© Festa |
| Joe R. Lansdale |
Verlag: Festa 2022
Seiten: 464
ISBN: 978-3986760304
MEINE BEWERTUNG
- ★★★★★ -
Am Grund des Sees
Im zarten Alter von 13 Jahren hatte Daniel ein einschneidendes Erlebnis zu verkraften: Sein Vater hat sich selbst umgebracht und versuchte, den Sohn mit in den Tod zu ziehen. Dazu hat er das Auto direkt in den Moon Lake gelenkt, dem der Junge gerade noch entkam. Jahre später ist es an der Zeit, dem Geheimnis des Sees im wahrsten Sinne des Wortes auf den Grund zu gehen.
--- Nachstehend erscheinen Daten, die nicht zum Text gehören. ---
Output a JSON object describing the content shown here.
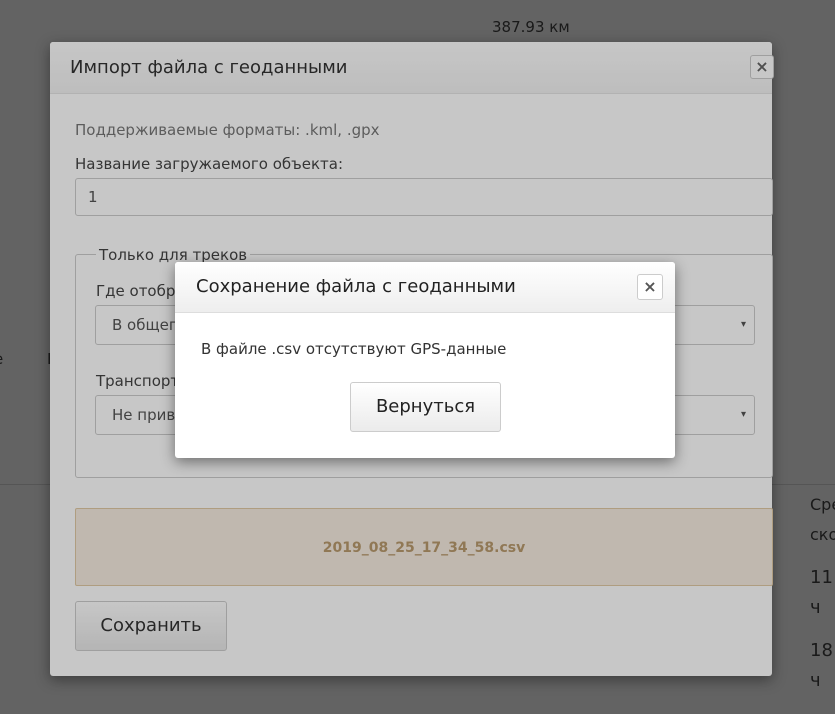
{
  "background": {
    "distance": "387.93 км",
    "left_fragment_1": "е",
    "left_fragment_2": "Е",
    "right_col_1": "Сре\nско",
    "right_col_2": "11\nч",
    "right_col_3": "18\nч"
  },
  "import_modal": {
    "title": "Импорт файла с геоданными",
    "close_icon": "×",
    "formats_text": "Поддерживаемые форматы: .kml, .gpx",
    "name_label": "Название загружаемого объекта:",
    "name_value": "1",
    "tracks_legend": "Только для треков",
    "where_label": "Где отобр",
    "where_value": "В общег",
    "transport_label": "Транспорт",
    "transport_value": "Не прив",
    "caret": "▾",
    "file_name": "2019_08_25_17_34_58.csv",
    "save_label": "Сохранить"
  },
  "alert_modal": {
    "title": "Сохранение файла с геоданными",
    "close_icon": "×",
    "message": "В файле .csv отсутствуют GPS-данные",
    "back_label": "Вернуться"
  }
}
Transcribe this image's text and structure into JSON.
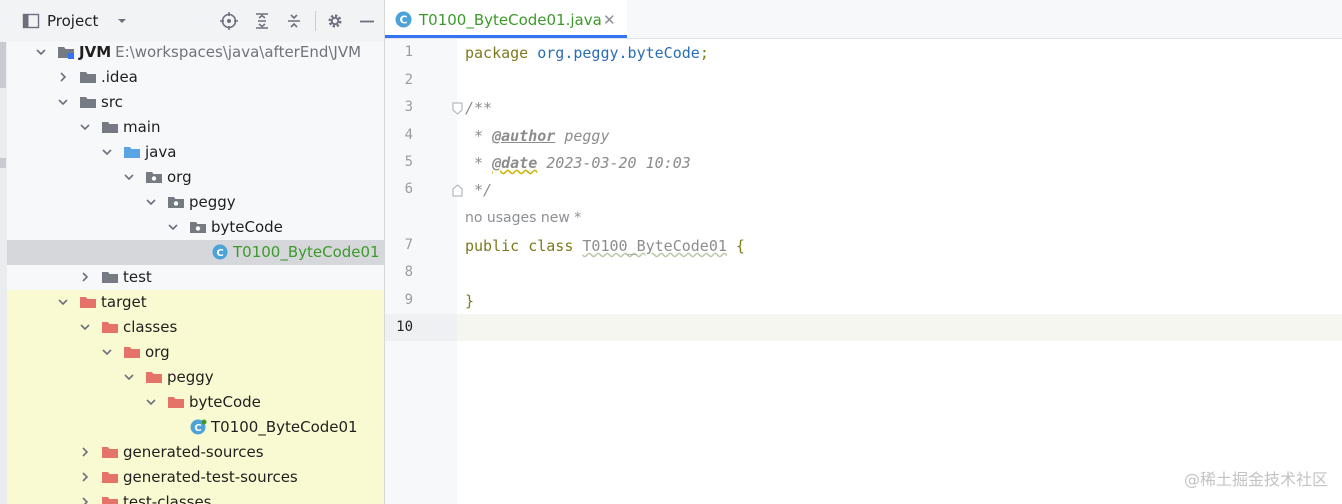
{
  "project_panel": {
    "title": "Project",
    "tree": [
      {
        "label": "JVM",
        "path": "E:\\workspaces\\java\\afterEnd\\JVM",
        "depth": 0,
        "expanded": true,
        "icon": "module-folder-icon",
        "bold": true
      },
      {
        "label": ".idea",
        "depth": 1,
        "expanded": false,
        "icon": "folder-icon"
      },
      {
        "label": "src",
        "depth": 1,
        "expanded": true,
        "icon": "folder-icon"
      },
      {
        "label": "main",
        "depth": 2,
        "expanded": true,
        "icon": "folder-icon"
      },
      {
        "label": "java",
        "depth": 3,
        "expanded": true,
        "icon": "source-root-icon"
      },
      {
        "label": "org",
        "depth": 4,
        "expanded": true,
        "icon": "package-icon"
      },
      {
        "label": "peggy",
        "depth": 5,
        "expanded": true,
        "icon": "package-icon"
      },
      {
        "label": "byteCode",
        "depth": 6,
        "expanded": true,
        "icon": "package-icon"
      },
      {
        "label": "T0100_ByteCode01",
        "depth": 7,
        "icon": "java-class-icon",
        "selected": true,
        "green": true
      },
      {
        "label": "test",
        "depth": 2,
        "expanded": false,
        "icon": "folder-icon"
      },
      {
        "label": "target",
        "depth": 1,
        "expanded": true,
        "icon": "excluded-folder-icon",
        "excluded": true
      },
      {
        "label": "classes",
        "depth": 2,
        "expanded": true,
        "icon": "excluded-folder-icon",
        "excluded": true
      },
      {
        "label": "org",
        "depth": 3,
        "expanded": true,
        "icon": "excluded-folder-icon",
        "excluded": true
      },
      {
        "label": "peggy",
        "depth": 4,
        "expanded": true,
        "icon": "excluded-folder-icon",
        "excluded": true
      },
      {
        "label": "byteCode",
        "depth": 5,
        "expanded": true,
        "icon": "excluded-folder-icon",
        "excluded": true
      },
      {
        "label": "T0100_ByteCode01",
        "depth": 6,
        "icon": "compiled-class-icon",
        "excluded": true
      },
      {
        "label": "generated-sources",
        "depth": 2,
        "expanded": false,
        "icon": "excluded-folder-icon",
        "excluded": true
      },
      {
        "label": "generated-test-sources",
        "depth": 2,
        "expanded": false,
        "icon": "excluded-folder-icon",
        "excluded": true
      },
      {
        "label": "test-classes",
        "depth": 2,
        "expanded": false,
        "icon": "excluded-folder-icon",
        "excluded": true
      }
    ]
  },
  "editor": {
    "tab_label": "T0100_ByteCode01.java",
    "tab_close": "✕",
    "current_line": "10",
    "line_numbers": [
      "1",
      "2",
      "3",
      "4",
      "5",
      "6",
      "7",
      "8",
      "9",
      "10"
    ],
    "code": {
      "l1_kw": "package",
      "l1_pkg": "org.peggy.byteCode",
      "l1_end": ";",
      "l3": "/**",
      "l4_star": " * ",
      "l4_tag": "@author",
      "l4_val": " peggy",
      "l5_star": " * ",
      "l5_tag": "@date",
      "l5_val": " 2023-03-20 10:03",
      "l6": " */",
      "l7_kw": "public class ",
      "l7_cls": "T0100_ByteCode01",
      "l7_end": " {",
      "l9": "}"
    },
    "inlay_hint": "no usages   new *"
  },
  "watermark": "@稀土掘金技术社区",
  "colors": {
    "excluded_bg": "#fafad2",
    "selected_bg": "#d5d7db",
    "accent": "#3574f0",
    "green_text": "#3c9a2a",
    "excluded_folder": "#e6736a"
  }
}
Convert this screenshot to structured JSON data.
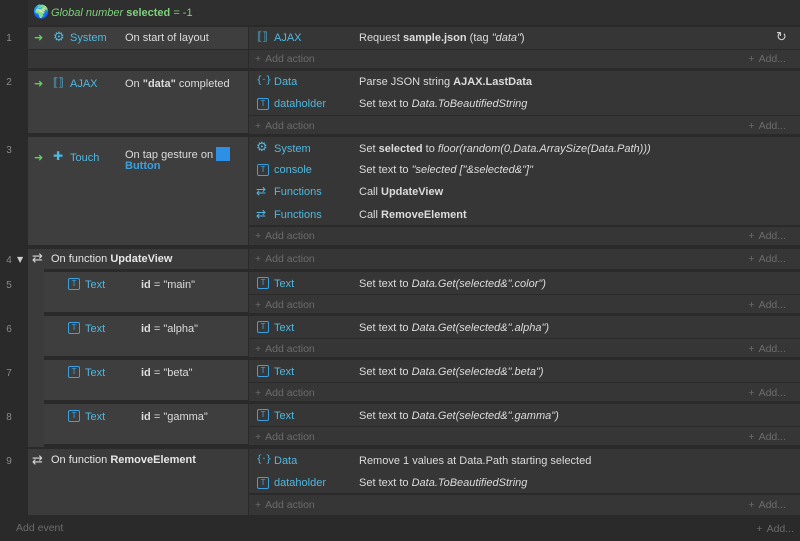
{
  "global": {
    "prefix": "Global number",
    "name": "selected",
    "rest": "= -1"
  },
  "rows": {
    "n1": "1",
    "n2": "2",
    "n3": "3",
    "n4": "4",
    "n5": "5",
    "n6": "6",
    "n7": "7",
    "n8": "8",
    "n9": "9"
  },
  "e1": {
    "obj": "System",
    "cond": "On start of layout",
    "act_obj": "AJAX",
    "act_a": "Request ",
    "act_b": "sample.json",
    "act_c": " (tag ",
    "act_d": "\"data\"",
    "act_e": ")"
  },
  "e2": {
    "obj": "AJAX",
    "cond_a": "On ",
    "cond_b": "\"data\"",
    "cond_c": " completed",
    "a1_obj": "Data",
    "a1_a": "Parse JSON string ",
    "a1_b": "AJAX.LastData",
    "a2_obj": "dataholder",
    "a2_a": "Set text to ",
    "a2_b": "Data.ToBeautifiedString"
  },
  "e3": {
    "obj": "Touch",
    "cond_a": "On tap gesture on",
    "cond_b": "Button",
    "a1_obj": "System",
    "a1_a": "Set ",
    "a1_b": "selected",
    "a1_c": " to ",
    "a1_d": "floor(random(0,Data.ArraySize(Data.Path)))",
    "a2_obj": "console",
    "a2_a": "Set text to ",
    "a2_b": "\"selected [\"&selected&\"]\"",
    "a3_obj": "Functions",
    "a3_a": "Call ",
    "a3_b": "UpdateView",
    "a4_obj": "Functions",
    "a4_a": "Call ",
    "a4_b": "RemoveElement"
  },
  "e4": {
    "a": "On function ",
    "b": "UpdateView"
  },
  "e5": {
    "obj": "Text",
    "id": "id",
    "val": " = \"main\"",
    "act_obj": "Text",
    "act_a": "Set text to ",
    "act_b": "Data.Get(selected&\".color\")"
  },
  "e6": {
    "obj": "Text",
    "id": "id",
    "val": " = \"alpha\"",
    "act_obj": "Text",
    "act_a": "Set text to ",
    "act_b": "Data.Get(selected&\".alpha\")"
  },
  "e7": {
    "obj": "Text",
    "id": "id",
    "val": " = \"beta\"",
    "act_obj": "Text",
    "act_a": "Set text to ",
    "act_b": "Data.Get(selected&\".beta\")"
  },
  "e8": {
    "obj": "Text",
    "id": "id",
    "val": " = \"gamma\"",
    "act_obj": "Text",
    "act_a": "Set text to ",
    "act_b": "Data.Get(selected&\".gamma\")"
  },
  "e9": {
    "a": "On function ",
    "b": "RemoveElement",
    "a1_obj": "Data",
    "a1_a": "Remove 1 values at Data.Path starting selected",
    "a2_obj": "dataholder",
    "a2_a": "Set text to ",
    "a2_b": "Data.ToBeautifiedString"
  },
  "labels": {
    "add_action": "Add action",
    "add": "Add...",
    "add_event": "Add event",
    "plus": "+"
  }
}
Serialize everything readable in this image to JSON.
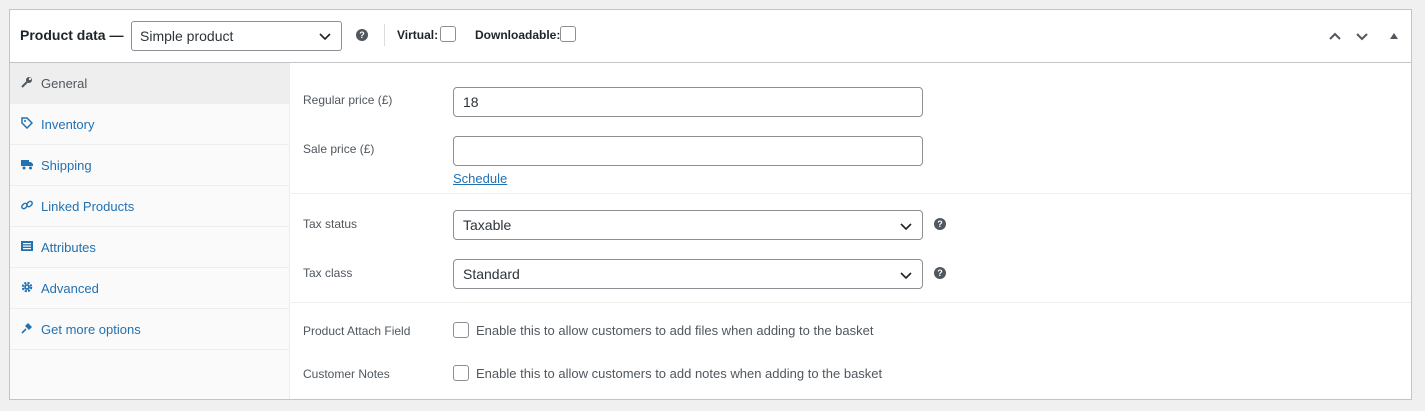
{
  "header": {
    "title": "Product data —",
    "product_type": "Simple product",
    "virtual_label": "Virtual:",
    "downloadable_label": "Downloadable:"
  },
  "tabs": [
    {
      "label": "General",
      "icon": "wrench-icon"
    },
    {
      "label": "Inventory",
      "icon": "tag-icon"
    },
    {
      "label": "Shipping",
      "icon": "truck-icon"
    },
    {
      "label": "Linked Products",
      "icon": "link-icon"
    },
    {
      "label": "Attributes",
      "icon": "list-icon"
    },
    {
      "label": "Advanced",
      "icon": "gear-icon"
    },
    {
      "label": "Get more options",
      "icon": "plugin-icon"
    }
  ],
  "general": {
    "regular_price_label": "Regular price (£)",
    "regular_price_value": "18",
    "sale_price_label": "Sale price (£)",
    "sale_price_value": "",
    "schedule_link": "Schedule",
    "tax_status_label": "Tax status",
    "tax_status_value": "Taxable",
    "tax_class_label": "Tax class",
    "tax_class_value": "Standard",
    "attach_label": "Product Attach Field",
    "attach_text": "Enable this to allow customers to add files when adding to the basket",
    "notes_label": "Customer Notes",
    "notes_text": "Enable this to allow customers to add notes when adding to the basket"
  },
  "colors": {
    "link": "#2271b1",
    "active_tab_bg": "#eeeeee",
    "border": "#c3c4c7"
  }
}
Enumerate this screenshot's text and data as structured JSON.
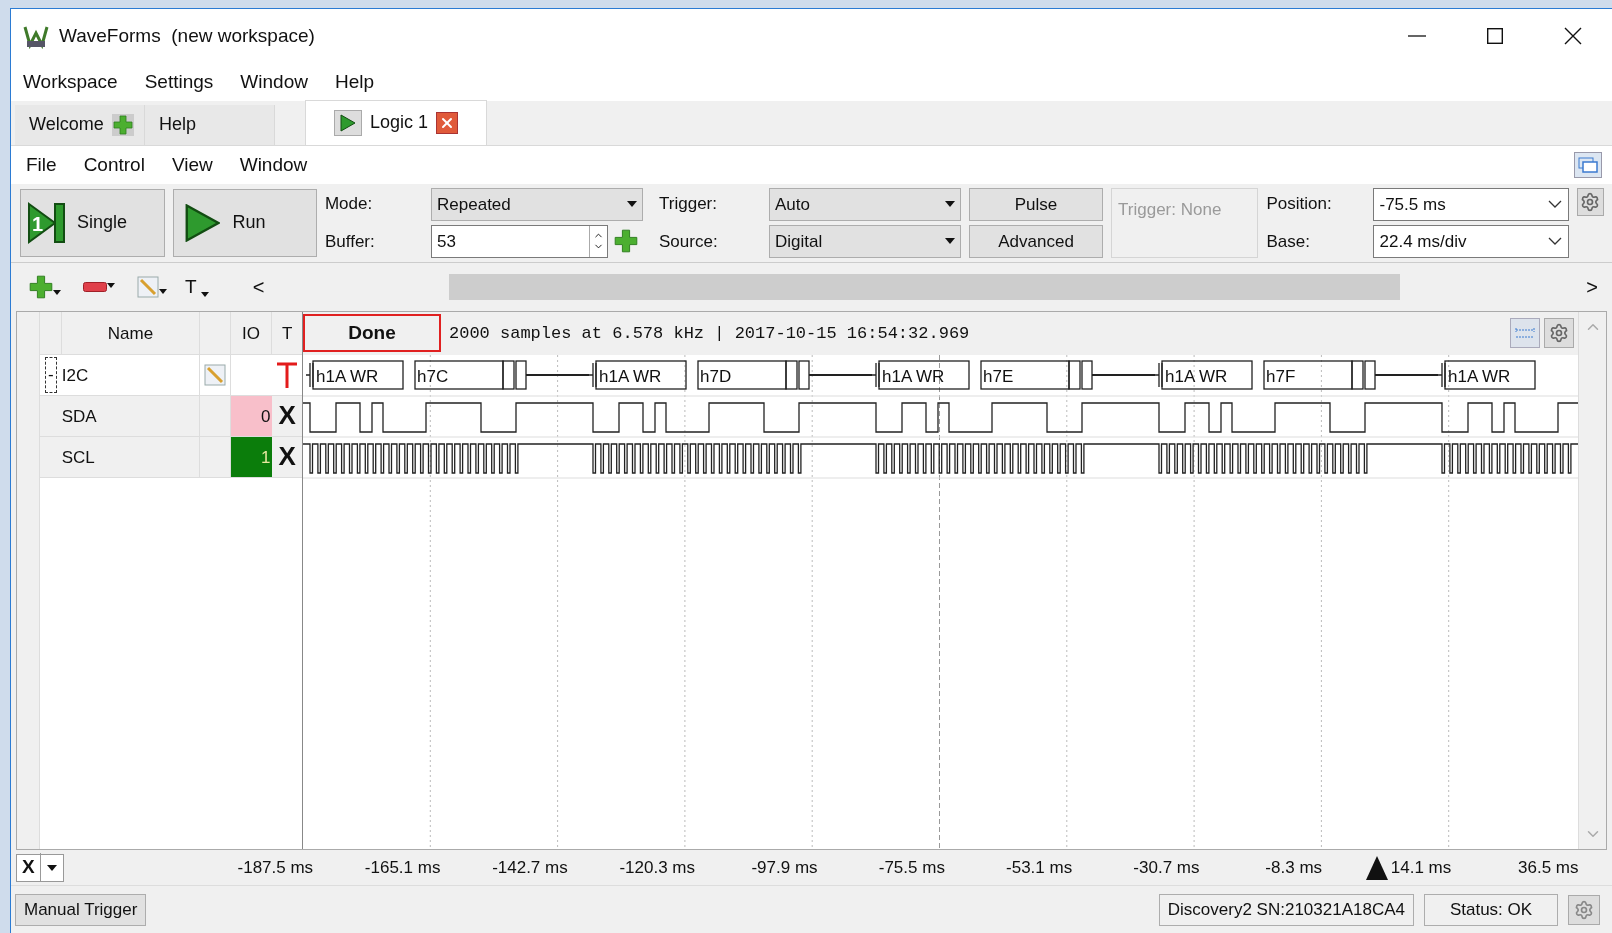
{
  "window": {
    "title": "WaveForms  (new workspace)"
  },
  "menu": [
    "Workspace",
    "Settings",
    "Window",
    "Help"
  ],
  "tabs": [
    {
      "label": "Welcome",
      "selected": false,
      "kind": "add"
    },
    {
      "label": "Help",
      "selected": false,
      "kind": "plain"
    },
    {
      "label": "Logic 1",
      "selected": true,
      "kind": "instrument"
    }
  ],
  "instrument_menu": [
    "File",
    "Control",
    "View",
    "Window"
  ],
  "controls": {
    "single": {
      "label": "Single",
      "icon_text": "1"
    },
    "run": {
      "label": "Run"
    },
    "mode": {
      "label": "Mode:",
      "value": "Repeated"
    },
    "buffer": {
      "label": "Buffer:",
      "value": "53"
    },
    "trigger": {
      "label": "Trigger:",
      "value": "Auto"
    },
    "source": {
      "label": "Source:",
      "value": "Digital"
    },
    "pulse": "Pulse",
    "advanced": "Advanced",
    "trigger_status": {
      "text": "Trigger: None",
      "disabled": true
    },
    "position": {
      "label": "Position:",
      "value": "-75.5 ms"
    },
    "base": {
      "label": "Base:",
      "value": "22.4 ms/div"
    }
  },
  "toolbar": {
    "text_tool": "T",
    "scroll_left": "<",
    "scroll_right": ">"
  },
  "signals": {
    "columns": [
      "Name",
      "IO",
      "T"
    ],
    "status": "Done",
    "info": "2000 samples at 6.578 kHz | 2017-10-15 16:54:32.969",
    "rows": [
      {
        "kind": "bus",
        "toggle": "-",
        "name": "I2C",
        "frames": [
          {
            "address": "h1A WR",
            "data": "h7C"
          },
          {
            "address": "h1A WR",
            "data": "h7D"
          },
          {
            "address": "h1A WR",
            "data": "h7E"
          },
          {
            "address": "h1A WR",
            "data": "h7F"
          },
          {
            "address": "h1A WR"
          }
        ]
      },
      {
        "kind": "data",
        "name": "SDA",
        "io": "0",
        "io_high": false,
        "trigger": "X"
      },
      {
        "kind": "clock",
        "name": "SCL",
        "io": "1",
        "io_high": true,
        "trigger": "X"
      }
    ]
  },
  "axis": {
    "channel": "X",
    "ticks": [
      "-187.5 ms",
      "-165.1 ms",
      "-142.7 ms",
      "-120.3 ms",
      "-97.9 ms",
      "-75.5 ms",
      "-53.1 ms",
      "-30.7 ms",
      "-8.3 ms",
      "14.1 ms",
      "36.5 ms"
    ]
  },
  "status_bar": {
    "button": "Manual Trigger",
    "device": "Discovery2 SN:210321A18CA4",
    "status": "Status: OK"
  }
}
„Moon Lake“ von Joe R. Lansdale ist einer dieser Romane, die einen aufgrund ihrer Intensität in die Tiefe ziehen. Es ist eine Mischung aus Thriller, Krimi, Drama, einem Hauch Liebe und einer sommerlichen, sanften Brise von Coming-of-Age-Roman.
Ich liebe den abwechslungsreichen Stil, der dicht und einnehmend ist. Für mich zählt der Autor zu den ganz großen Erzählern und ich mag es, dass er sich kein Blatt vor den Mund nimmt. Denn man muss es mögen, wenn Lansdale manches Mal mit rohem Sprachgebrauch trifft, derben Humor auffährt und texanisches Gebaren ungeschönt wieder gibt.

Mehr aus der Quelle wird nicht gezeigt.